Груша слушала в некотором ошеломлении. Она явственно понимала, что Лиза описывает свои ощущения, испытанную ею когда-то страсть… К кому? Неужели к прилизанному на прямой пробор приказчику Кузьме, ее законному жениху?! Ладно! Но что ж это такое она говорит? Ничего подобного ни Груша, ни Лаура никогда не испытывали… И здесь Лиза ее обскакала?!..

Более всего стало отчего-то жаль не себя, а Гришу. Значит, если бы он полюбил не ее, а вот хоть Лизавету, так у него тоже стало бы вот так… сверкающая лестница, пение ангелов… И у Софьи Павловны, небось, с Тумановым…

Как-то Груше случилось увидеть их вдвоем на галерее в Доме Туманова. Она глядела на них из потайного места, и они ее не замечали. Софи и Туманов стояли врозь и даже не касались друг друга. Потом она что-то сказала ему, он не ответил, она капризно притопнула ногой, но… Они смотрели! Смотрели друг на друга сквозь весь мир, как сквозь прозрачное стекло. Казалось, встань сейчас между ними Груша или хоть толстая Дашка, они будут также смотреть, не заметив помехи. Леса, горы, года, океан, вся планета раскинься между ними, а они будут… И власть, и смирение, и горечь, и сладость, – все было здесь, в этом взгляде, и, стоя поодаль и не говоря меж собой, они рыдали и хохотали друг у друга в объятиях, прочнее которых не было на земле…

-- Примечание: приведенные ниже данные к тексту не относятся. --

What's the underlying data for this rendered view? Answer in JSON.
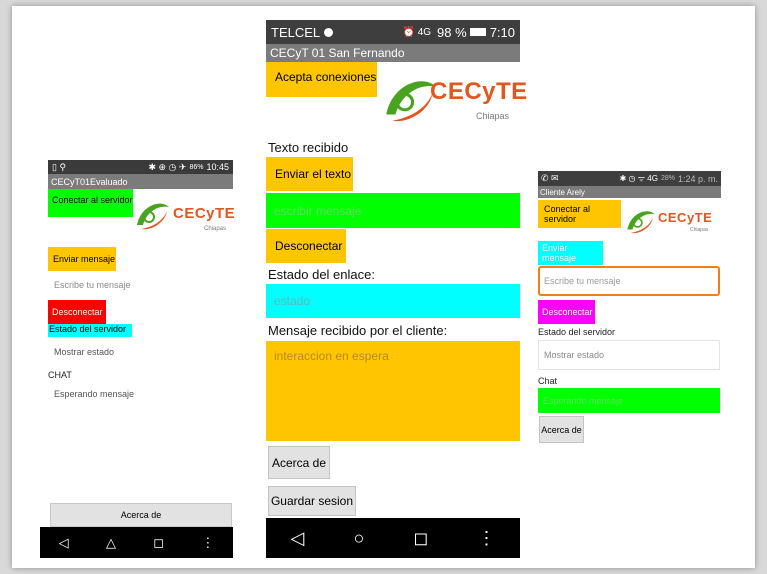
{
  "left_phone": {
    "status": {
      "icons_left": "▯ ⚲",
      "icons_right": "✱ ⊕ ◷ ✈",
      "battery": "86%",
      "time": "10:45"
    },
    "title": "CECyT01Evaluado",
    "connect_btn": "Conectar al servidor",
    "logo": {
      "name": "CECyTE",
      "sub": "Chiapas"
    },
    "send_btn": "Enviar mensaje",
    "message_placeholder": "Escribe tu mensaje",
    "disconnect_btn": "Desconectar",
    "server_status_label": "Estado del servidor",
    "show_status": "Mostrar estado",
    "chat_label": "CHAT",
    "waiting_message": "Esperando mensaje",
    "about_btn": "Acerca de",
    "nav": [
      "◁",
      "△",
      "◻",
      "⋮"
    ]
  },
  "center_phone": {
    "status": {
      "carrier": "TELCEL",
      "icons_right": "⏰ 4G",
      "battery": "98 %",
      "time": "7:10"
    },
    "title": "CECyT 01 San Fernando",
    "accept_btn": "Acepta conexiones",
    "logo": {
      "name": "CECyTE",
      "sub": "Chiapas"
    },
    "received_text_label": "Texto recibido",
    "send_text_btn": "Enviar el texto",
    "write_placeholder": "escribir mensaje",
    "disconnect_btn": "Desconectar",
    "link_status_label": "Estado del enlace:",
    "status_field": "estado",
    "client_message_label": "Mensaje recibido por el cliente:",
    "waiting_interaction": "interaccion en espera",
    "about_btn": "Acerca de",
    "save_btn": "Guardar sesion",
    "nav": [
      "◁",
      "○",
      "◻",
      "⋮"
    ]
  },
  "right_phone": {
    "status": {
      "icons_left": "✆ ✉",
      "icons_right": "✱ ◷ ᯤ 4G",
      "battery": "28%",
      "time": "1:24 p. m."
    },
    "title": "Cliente Arely",
    "connect_btn": "Conectar al servidor",
    "logo": {
      "name": "CECyTE",
      "sub": "Chiapas"
    },
    "send_btn": "Enviar mensaje",
    "message_placeholder": "Escribe tu mensaje",
    "disconnect_btn": "Desconectar",
    "server_status_label": "Estado del servidor",
    "show_status": "Mostrar estado",
    "chat_label": "Chat",
    "waiting_message": "Esperando mensaje",
    "about_btn": "Acerca de"
  },
  "colors": {
    "yellow": "#ffc600",
    "green": "#00ff00",
    "red": "#ff0000",
    "cyan": "#00ffff",
    "magenta": "#ff00ff",
    "gray_bar": "#7b7b7b",
    "dark_status": "#3e3e3e"
  }
}
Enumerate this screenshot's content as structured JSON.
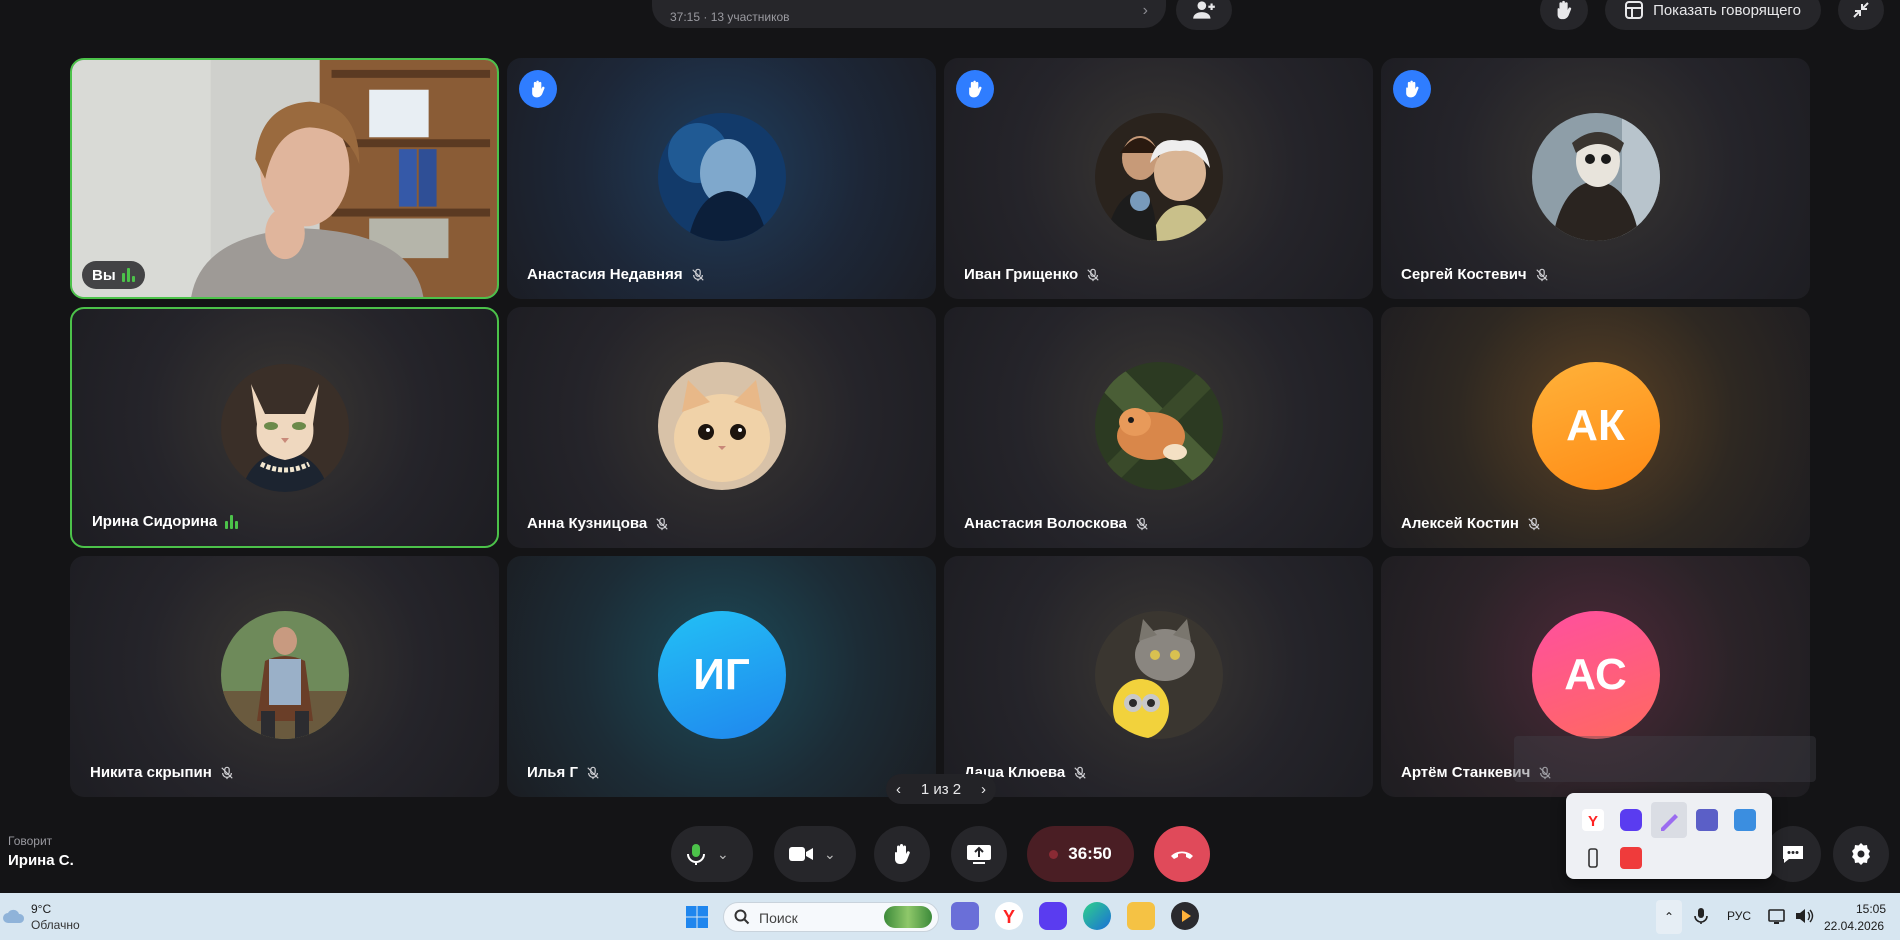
{
  "header": {
    "meeting_meta": "37:15 · 13 участников",
    "show_speaker_label": "Показать говорящего"
  },
  "tiles": [
    {
      "name": "Вы",
      "self": true
    },
    {
      "name": "Анастасия Недавняя",
      "hand_raised": true
    },
    {
      "name": "Иван Грищенко",
      "hand_raised": true
    },
    {
      "name": "Сергей Костевич",
      "hand_raised": true
    },
    {
      "name": "Ирина Сидорина",
      "speaking": true
    },
    {
      "name": "Анна Кузницова"
    },
    {
      "name": "Анастасия Волоскова"
    },
    {
      "name": "Алексей Костин",
      "initials": "АК"
    },
    {
      "name": "Никита скрыпин"
    },
    {
      "name": "Илья Г",
      "initials": "ИГ"
    },
    {
      "name": "Даша Клюева"
    },
    {
      "name": "Артём Станкевич",
      "initials": "АС"
    }
  ],
  "pagination": {
    "label": "1 из 2"
  },
  "speaking": {
    "label": "Говорит",
    "name": "Ирина С."
  },
  "controls": {
    "timer": "36:50"
  },
  "colors": {
    "accent_blue": "#2f7dff",
    "active_border": "#4cc24a",
    "end_call": "#e04a5a",
    "avatar_ak": "#ff9a1f",
    "avatar_ig": "#1f9ff2",
    "avatar_as": "#ff4f8b"
  },
  "taskbar": {
    "weather_temp": "9°C",
    "weather_desc": "Облачно",
    "search_placeholder": "Поиск",
    "language": "РУС",
    "time": "15:05",
    "date": "22.04.2026"
  }
}
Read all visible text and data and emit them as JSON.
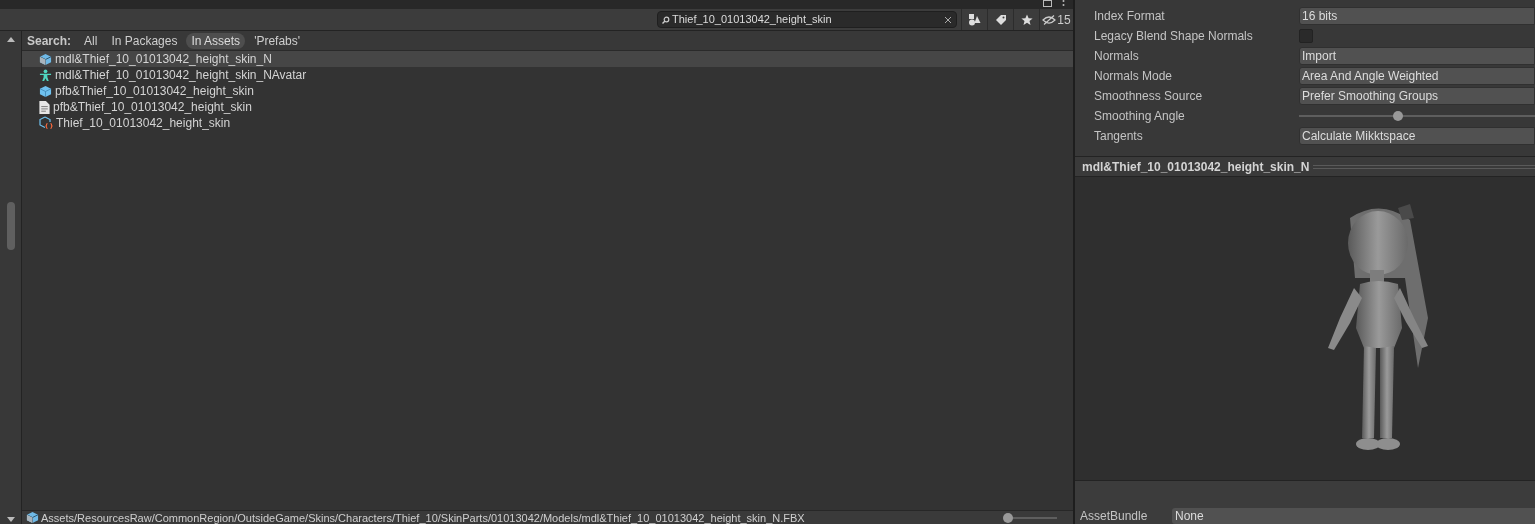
{
  "toolbar": {
    "search": {
      "value": "Thief_10_01013042_height_skin"
    },
    "hidden_count": "15"
  },
  "search_scope": {
    "label": "Search:",
    "tabs": [
      {
        "label": "All",
        "selected": false
      },
      {
        "label": "In Packages",
        "selected": false
      },
      {
        "label": "In Assets",
        "selected": true
      },
      {
        "label": "'Prefabs'",
        "selected": false
      }
    ]
  },
  "results": [
    {
      "name": "mdl&Thief_10_01013042_height_skin_N",
      "kind": "model",
      "selected": true
    },
    {
      "name": "mdl&Thief_10_01013042_height_skin_NAvatar",
      "kind": "avatar",
      "selected": false
    },
    {
      "name": "pfb&Thief_10_01013042_height_skin",
      "kind": "prefab",
      "selected": false
    },
    {
      "name": "pfb&Thief_10_01013042_height_skin",
      "kind": "file",
      "selected": false
    },
    {
      "name": "Thief_10_01013042_height_skin",
      "kind": "variant",
      "selected": false
    }
  ],
  "status_bar": {
    "path": "Assets/ResourcesRaw/CommonRegion/OutsideGame/Skins/Characters/Thief_10/SkinParts/01013042/Models/mdl&Thief_10_01013042_height_skin_N.FBX",
    "zoom": {
      "level": 0.08
    }
  },
  "inspector": {
    "properties": [
      {
        "label": "Index Format",
        "kind": "dropdown",
        "value": "16 bits"
      },
      {
        "label": "Legacy Blend Shape Normals",
        "kind": "checkbox",
        "checked": false
      },
      {
        "label": "Normals",
        "kind": "dropdown",
        "value": "Import"
      },
      {
        "label": "Normals Mode",
        "kind": "dropdown",
        "value": "Area And Angle Weighted"
      },
      {
        "label": "Smoothness Source",
        "kind": "dropdown",
        "value": "Prefer Smoothing Groups"
      },
      {
        "label": "Smoothing Angle",
        "kind": "slider",
        "level": 0.42
      },
      {
        "label": "Tangents",
        "kind": "dropdown",
        "value": "Calculate Mikktspace"
      }
    ],
    "preview": {
      "title": "mdl&Thief_10_01013042_height_skin_N",
      "kind": "picture"
    },
    "asset_bundle": {
      "label": "AssetBundle",
      "value": "None"
    }
  }
}
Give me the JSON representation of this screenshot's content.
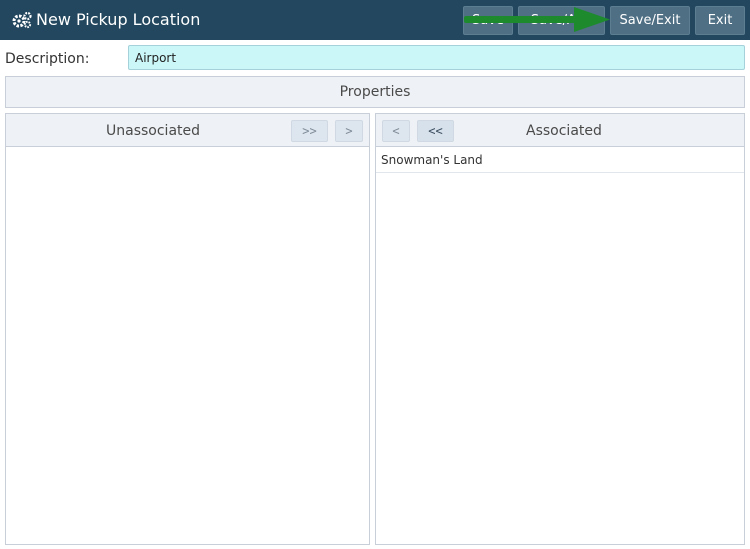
{
  "header": {
    "title": "New Pickup Location",
    "title_icon": "gears-icon",
    "buttons": {
      "save": "Save",
      "save_add": "Save/Add",
      "save_exit": "Save/Exit",
      "exit": "Exit"
    }
  },
  "form": {
    "description_label": "Description:",
    "description_value": "Airport",
    "properties_label": "Properties"
  },
  "unassociated": {
    "title": "Unassociated",
    "move_all_right": ">>",
    "move_right": ">",
    "items": []
  },
  "associated": {
    "title": "Associated",
    "move_left": "<",
    "move_all_left": "<<",
    "items": [
      "Snowman's Land"
    ]
  },
  "colors": {
    "header_bg": "#22475e",
    "input_bg": "#ccf7f8",
    "annotation_arrow": "#1e8a2e"
  }
}
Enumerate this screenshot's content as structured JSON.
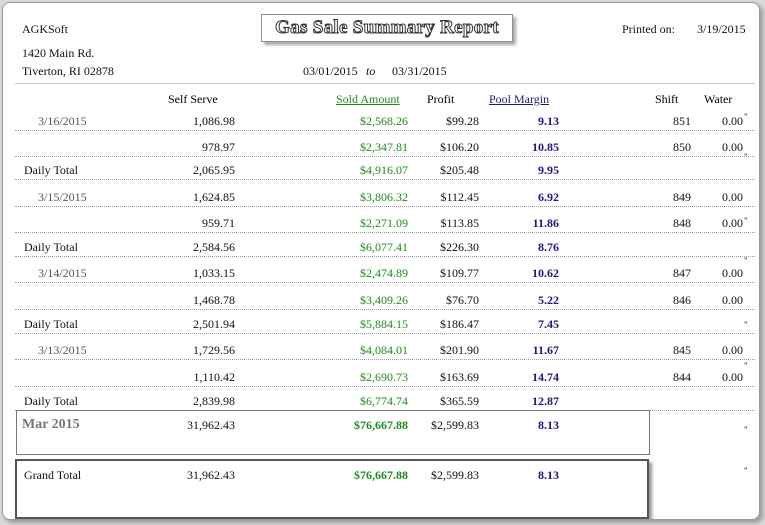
{
  "header": {
    "company": "AGKSoft",
    "address1": "1420 Main Rd.",
    "address2": "Tiverton, RI 02878",
    "title": "Gas Sale Summary Report",
    "printed_label": "Printed on:",
    "printed_date": "3/19/2015",
    "date_from": "03/01/2015",
    "date_to_word": "to",
    "date_to": "03/31/2015"
  },
  "columns": {
    "self_serve": "Self Serve",
    "sold_amount": "Sold Amount",
    "profit": "Profit",
    "pool_margin": "Pool Margin",
    "shift": "Shift",
    "water": "Water"
  },
  "rows": [
    {
      "type": "shift",
      "date": "3/16/2015",
      "self_serve": "1,086.98",
      "sold": "$2,568.26",
      "profit": "$99.28",
      "margin": "9.13",
      "shift": "851",
      "water": "0.00",
      "quote": "\""
    },
    {
      "type": "shift",
      "date": "",
      "self_serve": "978.97",
      "sold": "$2,347.81",
      "profit": "$106.20",
      "margin": "10.85",
      "shift": "850",
      "water": "0.00",
      "quote": "\""
    },
    {
      "type": "daily",
      "label": "Daily Total",
      "self_serve": "2,065.95",
      "sold": "$4,916.07",
      "profit": "$205.48",
      "margin": "9.95"
    },
    {
      "type": "shift",
      "date": "3/15/2015",
      "self_serve": "1,624.85",
      "sold": "$3,806.32",
      "profit": "$112.45",
      "margin": "6.92",
      "shift": "849",
      "water": "0.00",
      "quote": "\""
    },
    {
      "type": "shift",
      "date": "",
      "self_serve": "959.71",
      "sold": "$2,271.09",
      "profit": "$113.85",
      "margin": "11.86",
      "shift": "848",
      "water": "0.00",
      "quote": "\""
    },
    {
      "type": "daily",
      "label": "Daily Total",
      "self_serve": "2,584.56",
      "sold": "$6,077.41",
      "profit": "$226.30",
      "margin": "8.76"
    },
    {
      "type": "shift",
      "date": "3/14/2015",
      "self_serve": "1,033.15",
      "sold": "$2,474.89",
      "profit": "$109.77",
      "margin": "10.62",
      "shift": "847",
      "water": "0.00",
      "quote": "\""
    },
    {
      "type": "shift",
      "date": "",
      "self_serve": "1,468.78",
      "sold": "$3,409.26",
      "profit": "$76.70",
      "margin": "5.22",
      "shift": "846",
      "water": "0.00",
      "quote": "\""
    },
    {
      "type": "daily",
      "label": "Daily Total",
      "self_serve": "2,501.94",
      "sold": "$5,884.15",
      "profit": "$186.47",
      "margin": "7.45"
    },
    {
      "type": "shift",
      "date": "3/13/2015",
      "self_serve": "1,729.56",
      "sold": "$4,084.01",
      "profit": "$201.90",
      "margin": "11.67",
      "shift": "845",
      "water": "0.00",
      "quote": "\""
    },
    {
      "type": "shift",
      "date": "",
      "self_serve": "1,110.42",
      "sold": "$2,690.73",
      "profit": "$163.69",
      "margin": "14.74",
      "shift": "844",
      "water": "0.00",
      "quote": "\""
    },
    {
      "type": "daily",
      "label": "Daily Total",
      "self_serve": "2,839.98",
      "sold": "$6,774.74",
      "profit": "$365.59",
      "margin": "12.87"
    }
  ],
  "month": {
    "label": "Mar 2015",
    "self_serve": "31,962.43",
    "sold": "$76,667.88",
    "profit": "$2,599.83",
    "margin": "8.13"
  },
  "grand_total": {
    "label": "Grand Total",
    "self_serve": "31,962.43",
    "sold": "$76,667.88",
    "profit": "$2,599.83",
    "margin": "8.13"
  }
}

Господи, как же Груша ненавидела их обоих! И любила, пожалуй, тоже…

Но, когда Иосиф Нелетяга окликнул ее, а потом за локоть увел с галереи, ненависть оказалась ближе.

– Ненавижу! – прошипела она.

– Кого? Хозяина? Или Софью Павловну? – грустно уточнил Нелетяга.

– Ее, Софью… – Туманова, действительно, стало вдруг почти жалко.

– Природным ли предрасположением, или Божьим неизъяснимым промыслом, – в своей обычной непонятной манере выразился Иосиф. – Но рождаются иногда на этой земле подлинно свободные люди. Ничто из прежде придуманных устоев не имеет над ними власти. Их участь страшна буквально с младенческих пелен, ибо ничего ужаснее одиночества посреди людей не может случиться с человеком. Чаще всего они сами, страдая от чувства покинутости, выдумывают свои собственные законы и подчиняются им с рьяностью фанатичной и бескомпромиссной. Тем и спасаются, а также обращением к Богу. Понимаешь ли меня, Лаура? Не обстоятельства гнетут этих людей, а они сами, их собственный выбор… Зачастую из их личных находок большая польза для всего человечества выходит… Слыхала ли о Николасе Копернике? О Вольтере?… Впрочем, о чем я спрашиваю… Между тех, кто служит своей идее, или своему закону, встречаются и иные. Они встают на краю открывшейся им Бездны и бросают ей вызов…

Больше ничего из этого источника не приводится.